Cruz parroquial de Bagüés

- Procedencia
- Bagüés (Zaragoza)
- Cronología
- Siglo XVI · Gótico / Renacimiento
- Técnica
- Plata dorada
- Dimensiones
- 71 × 36 × 13 cm
- Tipo
- Cruz procesional / parroquial
- Ubicación actual
- Museo Diocesano de Jaca
Una cruz de plata dorada trabajada con detallismo de miniaturista: en el anverso, Cristo y el Tetramorfos; en el reverso, la Virgen entre ángeles.

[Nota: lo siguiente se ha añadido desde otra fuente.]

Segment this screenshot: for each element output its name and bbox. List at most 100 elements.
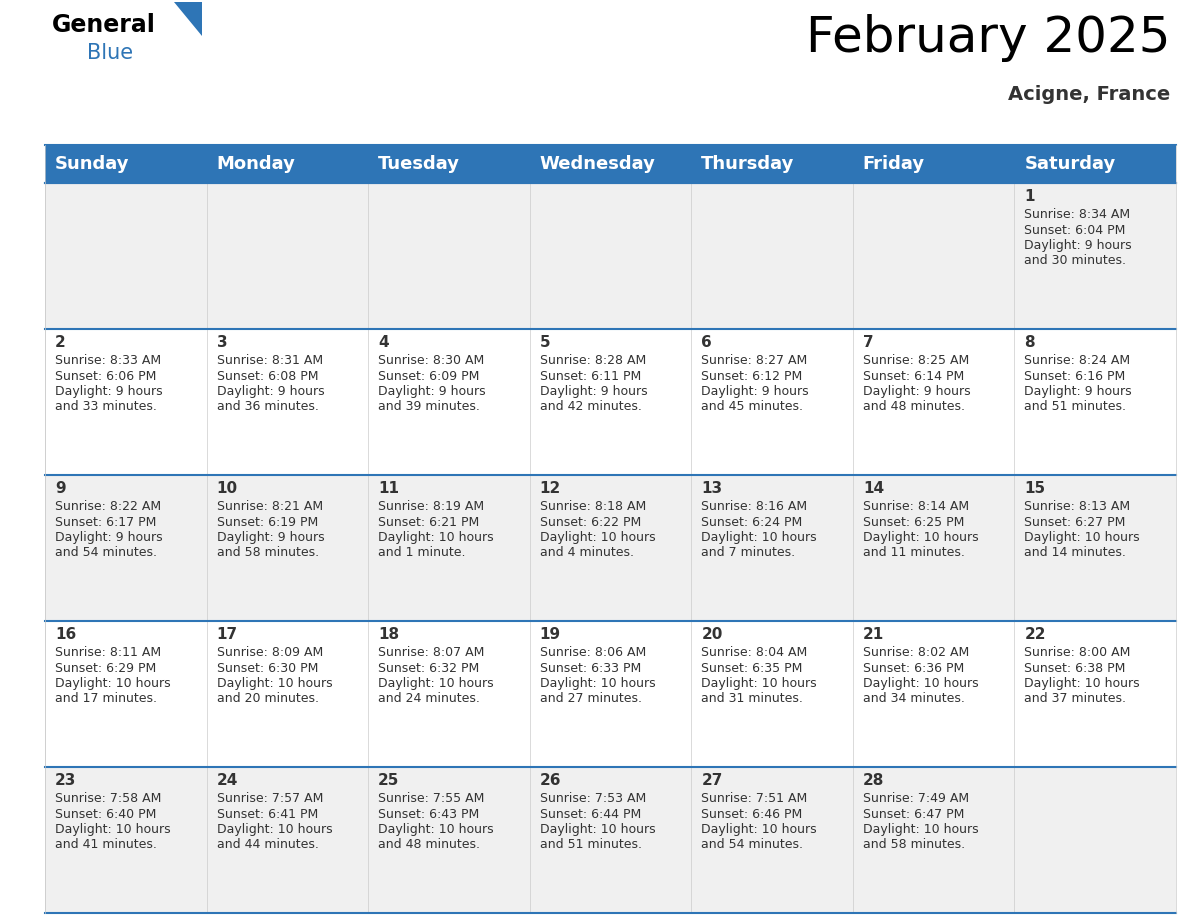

Cruz de plata dorada completamente decorada con motivos vegetales y figurativos. El brazo vertical es apenas más largo que el horizontal. En ambas caras, los cuatro brazos parten de un cuadrón cuadrado decorado con un cardo y rematan en motivos florales trilobulados. El astil, hexagonal y con una gran manzana en su parte superior, se divide mediante una fina moldura en dos zonas de decoración a candelieri; los laterales, en plata de menor calidad, presentan decoración incisa a modo de pequeñas margaritas.
Cristo y el Tetramorfos
Preside la figura de Cristo crucificado bajo un doselete triangular, rematado por un cartel con una inscripción. Pese a su pequeño tamaño, la imagen está trabajada con gran detallismo: la cabeza inclinada hacia la derecha, nimbo crucífero y corona de espinas, los ojos cerrados y la boca entreabierta en muestra de sufrimiento. Es un hombre barbado, con paño de pureza corto y tres clavos —el pie derecho cruzado sobre el izquierdo—; destaca el modelado del torso, con el pecho, el abdomen, el ombligo y la llaga del costado.

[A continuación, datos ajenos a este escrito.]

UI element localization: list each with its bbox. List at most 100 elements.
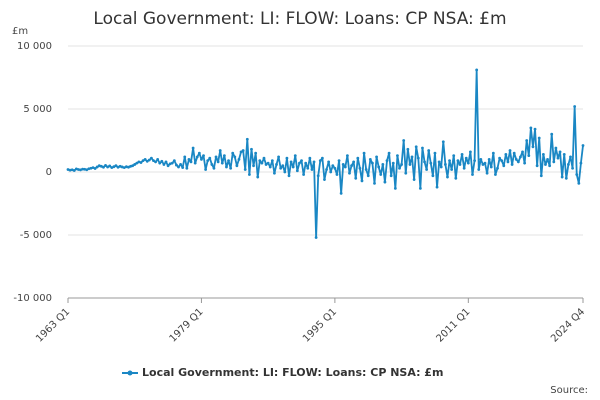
data-point — [104, 164, 107, 167]
data-point — [435, 185, 439, 189]
data-point — [273, 171, 276, 175]
data-point — [225, 165, 228, 169]
data-point — [204, 168, 208, 171]
data-point — [381, 163, 385, 166]
data-point — [485, 171, 489, 175]
data-point — [519, 155, 522, 159]
x-tick-label: 1995 Q1 — [301, 306, 339, 344]
data-point — [452, 154, 456, 158]
data-point — [456, 159, 460, 163]
data-point — [441, 140, 445, 144]
data-point — [387, 151, 391, 155]
legend-label: Local Government: LI: FLOW: Loans: CP NS… — [142, 366, 443, 379]
data-point — [281, 164, 285, 168]
data-point — [245, 137, 249, 141]
data-point — [68, 168, 72, 172]
data-point — [471, 173, 474, 176]
data-point — [429, 161, 433, 165]
data-point — [72, 169, 76, 172]
data-point — [343, 165, 347, 169]
data-point — [177, 165, 180, 169]
data-point — [85, 168, 89, 172]
data-point — [560, 175, 564, 179]
x-tick-label: 2011 Q1 — [434, 306, 472, 344]
data-point — [323, 178, 326, 181]
data-point — [333, 166, 337, 170]
data-point — [175, 163, 178, 167]
data-point — [314, 236, 318, 239]
data-point — [208, 156, 212, 160]
data-point — [325, 168, 328, 171]
data-point — [270, 159, 274, 163]
data-point — [150, 156, 153, 160]
data-point — [448, 159, 451, 163]
y-tick-label: 5 000 — [23, 104, 52, 115]
data-point — [377, 165, 381, 169]
data-point — [575, 173, 579, 176]
data-point — [206, 159, 210, 163]
data-point — [235, 164, 239, 168]
data-point — [406, 147, 410, 151]
data-point — [312, 160, 316, 164]
data-point — [166, 164, 170, 168]
x-tick-label: 1979 Q1 — [168, 306, 206, 344]
data-point — [335, 173, 339, 176]
data-point — [233, 155, 237, 159]
data-point — [546, 158, 549, 161]
x-tick-label: 1963 Q1 — [34, 306, 72, 344]
data-point — [567, 163, 570, 166]
data-point — [552, 160, 556, 164]
data-point — [558, 150, 562, 154]
data-point — [400, 163, 404, 166]
y-tick-label: -5 000 — [20, 230, 52, 241]
data-point — [216, 160, 220, 164]
data-point — [283, 170, 287, 174]
data-point — [516, 160, 520, 164]
data-point — [352, 160, 356, 164]
data-point — [529, 126, 533, 130]
data-point — [275, 163, 278, 166]
data-point — [425, 168, 429, 171]
data-point — [152, 159, 155, 163]
data-point — [77, 168, 80, 171]
data-point — [158, 161, 162, 165]
data-point — [506, 160, 510, 164]
data-point — [412, 178, 416, 181]
legend-marker — [127, 370, 133, 376]
data-point — [458, 163, 462, 166]
data-point — [316, 174, 320, 178]
data-point — [329, 170, 333, 174]
data-point — [289, 160, 293, 164]
data-point — [258, 159, 262, 163]
data-point — [291, 165, 295, 169]
data-point — [114, 164, 118, 168]
data-point — [239, 150, 243, 154]
data-point — [227, 159, 230, 163]
data-point — [145, 159, 149, 163]
data-point — [571, 166, 574, 170]
data-point — [318, 159, 322, 163]
data-point — [337, 159, 341, 163]
data-point — [331, 164, 335, 168]
data-point — [383, 180, 387, 184]
data-point — [187, 158, 191, 161]
data-point — [481, 163, 485, 166]
data-point — [306, 166, 310, 170]
data-point — [569, 155, 572, 159]
data-point — [537, 136, 541, 140]
data-point — [295, 169, 299, 173]
data-point — [95, 165, 99, 169]
data-point — [416, 156, 420, 160]
data-point — [156, 158, 160, 161]
data-point — [170, 161, 174, 165]
data-point — [212, 166, 216, 170]
data-point — [243, 168, 247, 171]
data-point — [143, 158, 147, 161]
data-point — [483, 161, 487, 165]
data-point — [260, 161, 264, 165]
data-point — [498, 156, 501, 160]
data-point — [446, 175, 449, 179]
data-point — [268, 165, 272, 169]
data-point — [231, 151, 235, 155]
data-point — [535, 164, 539, 168]
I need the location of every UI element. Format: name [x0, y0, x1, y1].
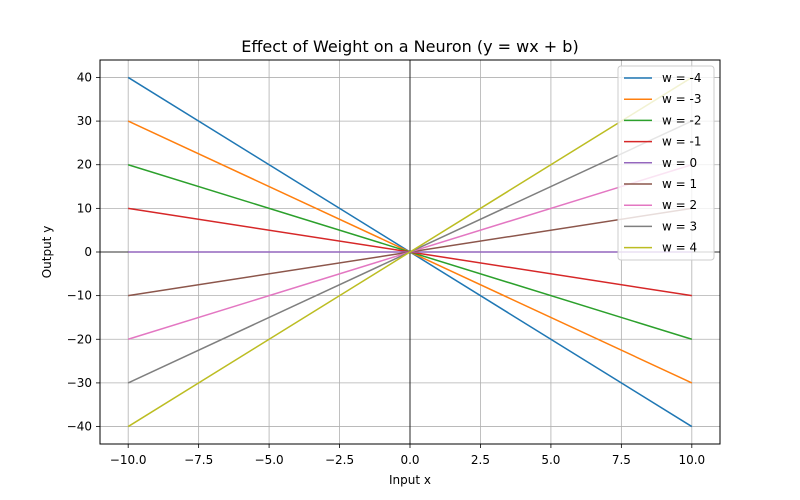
x-tick-label: 7.5 [612, 453, 631, 467]
x-tick-label: −10.0 [110, 453, 147, 467]
legend-label: w = 2 [662, 198, 697, 212]
x-tick-label: −5.0 [255, 453, 284, 467]
legend-label: w = -3 [662, 92, 701, 106]
x-axis-label: Input x [389, 473, 431, 487]
chart-title: Effect of Weight on a Neuron (y = wx + b… [241, 37, 578, 56]
series-line [127, 76, 693, 428]
y-tick-label: 10 [77, 201, 92, 215]
x-tick-label: 2.5 [471, 453, 490, 467]
legend-label: w = 3 [662, 219, 697, 233]
y-tick-label: −40 [67, 420, 92, 434]
legend-label: w = 1 [662, 177, 697, 191]
y-tick-label: −20 [67, 332, 92, 346]
x-tick-label: 0.0 [400, 453, 419, 467]
legend: w = -4 w = -3 w = -2 w = -1 w = 0 w = 1 w = 2 w… [617, 65, 715, 261]
y-tick-label: 20 [77, 158, 92, 172]
legend-label: w = 4 [662, 241, 697, 255]
y-tick-label: 30 [77, 114, 92, 128]
legend-label: w = -4 [662, 71, 701, 85]
x-tick-label: −7.5 [184, 453, 213, 467]
x-tick-label: 5.0 [541, 453, 560, 467]
y-tick-label: −10 [67, 289, 92, 303]
y-tick-label: −30 [67, 376, 92, 390]
y-tick-label: 0 [84, 245, 92, 259]
x-tick-label: −2.5 [325, 453, 354, 467]
legend-label: w = -2 [662, 113, 701, 127]
y-axis-ticks: −40 −30 −20 −10 0 10 20 30 40 [67, 70, 100, 434]
series-lines [127, 76, 693, 428]
legend-label: w = 0 [662, 156, 697, 170]
y-axis-label: Output y [40, 226, 54, 279]
legend-box [617, 65, 715, 261]
x-tick-label: 10.0 [678, 453, 705, 467]
x-axis-ticks: −10.0 −7.5 −5.0 −2.5 0.0 2.5 5.0 7.5 10.0 [110, 444, 705, 467]
y-tick-label: 40 [77, 70, 92, 84]
legend-label: w = -1 [662, 135, 701, 149]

Entre Cristo y los remates trilobulados se abren cuatro flores con figuras: un león alado a la izquierda, un águila en lo alto y un toro alado a la derecha —los símbolos de San Marcos, San Juan y San Lucas—, y un personaje humano que parece surgir de un recipiente en la zona inferior, interpretado como Adán.
La Virgen y el pelícano
La cara posterior repite la estructura con idéntico detallismo. La preside la imagen de la Virgen, rodeada por ocho angelotes arrodillados de pequeño tamaño, cuatro a cada lado. En los espacios cuatrilobulados aparecen tres figuras antropomorfas y una zoomorfa: a la izquierda, la Virgen sentada, con nimbo, la cabeza cubierta por el manto y las manos cruzadas sobre el pecho; en lo alto, un ave con las alas desplegadas interpretada como un pelícano que se dispone a alimentar a sus polluelos —símbolo eucarístico del sacrificio de Cristo—; a la derecha, San Juan en disposición muy similar a la de María; y abajo, un ángel arrodillado con nimbo que sujeta ante sí una filacteria desplegada.